On Sunday, 24 September 2023 at 07:27:39 UTC, Imperatorn wrote:
>I wonder why D isn't more popular.
Also we have arsd, so it's an automatic win.
I think major points is:
-
most devs are web related - this means that even when using existing solutions there is demand on single-file binary distributions that can be deployed on target node(infrastructure management, clouds, etc...) without hassle, sure it is doable in D but people are lazy so they just choose Go and won't bother, esp. with such poor IDE's and debugging experience in D.
-
Since this unity fiasco last week I see many unity developers coming to godot and ask if there C# feature for this or that, how can they drop everything they made in godot without doing extra work, and some even demand to drop built-in scripting language and make C# the only choice.
I can't objectively say anything neutral so no comments, but this situation shows the mentality as well.

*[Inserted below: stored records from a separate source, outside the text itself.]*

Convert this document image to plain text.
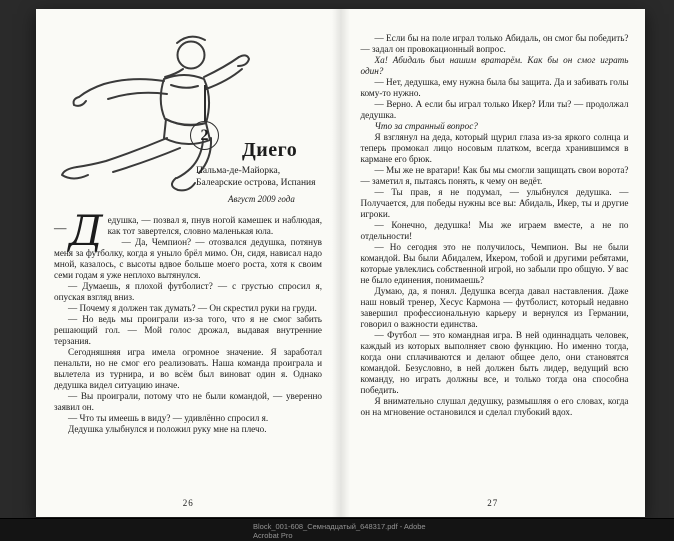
2
Диего
Пальма-де-Майорка,
Балеарские острова, Испания
Август 2009 года

—Д едушка, — позвал я, пнув ногой камешек и наблюдая, как тот завертелся, словно маленькая юла.

— Да, Чемпион? — отозвался дедушка, потянув меня за футболку, когда я уныло брёл мимо. Он, сидя, нависал надо мной, казалось, с высоты вдвое больше моего роста, хотя к своим семи годам я уже неплохо вытянулся.

— Думаешь, я плохой футболист? — с грустью спросил я, опуская взгляд вниз.

— Почему я должен так думать? — Он скрестил руки на груди.

— Но ведь мы проиграли из-за того, что я не смог забить решающий гол. — Мой голос дрожал, выдавая внутренние терзания.

Сегодняшняя игра имела огромное значение. Я заработал пенальти, но не смог его реализовать. Наша команда проиграла и вылетела из турнира, и во всём был виноват один я. Однако дедушка видел ситуацию иначе.

— Вы проиграли, потому что не были командой, — уверенно заявил он.

— Что ты имеешь в виду? — удивлённо спросил я.

Дедушка улыбнулся и положил руку мне на плечо.

26

— Если бы на поле играл только Абидаль, он смог бы победить? — задал он провокационный вопрос.

Ха! Абидаль был нашим вратарём. Как бы он смог играть один?

— Нет, дедушка, ему нужна была бы защита. Да и забивать голы кому-то нужно.

— Верно. А если бы играл только Икер? Или ты? — продолжал дедушка.

Что за странный вопрос?

Я взглянул на деда, который щурил глаза из-за яркого солнца и теперь промокал лицо носовым платком, всегда хранившимся в кармане его брюк.

— Мы же не вратари! Как бы мы смогли защищать свои ворота? — заметил я, пытаясь понять, к чему он ведёт.

— Ты прав, я не подумал, — улыбнулся дедушка. — Получается, для победы нужны все вы: Абидаль, Икер, ты и другие игроки.

— Конечно, дедушка! Мы же играем вместе, а не по отдельности!

— Но сегодня это не получилось, Чемпион. Вы не были командой. Вы были Абидалем, Икером, тобой и другими ребятами, которые увлеклись собственной игрой, но забыли про общую. У вас не было единения, понимаешь?

Думаю, да, я понял. Дедушка всегда давал наставления. Даже наш новый тренер, Хесус Кармона — футболист, который недавно завершил профессиональную карьеру и вернулся из Германии, говорил о важности единства.

— Футбол — это командная игра. В ней одиннадцать человек, каждый из которых выполняет свою функцию. Но именно тогда, когда они сплачиваются и делают общее дело, они становятся командой. Безусловно, в ней должен быть лидер, ведущий всю команду, но играть должны все, и только тогда она способна победить.

Я внимательно слушал дедушку, размышляя о его словах, когда он на мгновение остановился и сделал глубокий вдох.

27
Block_001-608_Семнадцатый_648317.pdf - Adobe Acrobat Pro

(I must to say though there are wide gap between their skills, and truly experienced devs already showing some cool stuff made with godot on a level that I haven't seen before.)
- Fresh programmers are looking at tooling first, more specifically jetbrains level IDE for the language they are going to use(or just invest their time to), this whole story when reading tons of reddit comments(and tech related QA boards) becoming very frustrating as people won't even consider using anything other than rust, go, or the very least C++, of course for that enterprise development there is basically only two options - Java and C#.
There is also demand on readily available components/scripts/code assets from non-tech people who just wants to make something and don't want getting their feet wet from dealing with all this "tech stuff".
So basically these 3 points are all intertangled, in short:
D isn't yet mature enough, it is not yet polished enough for wide masses, the convinience and tooling "just sucks"(tm).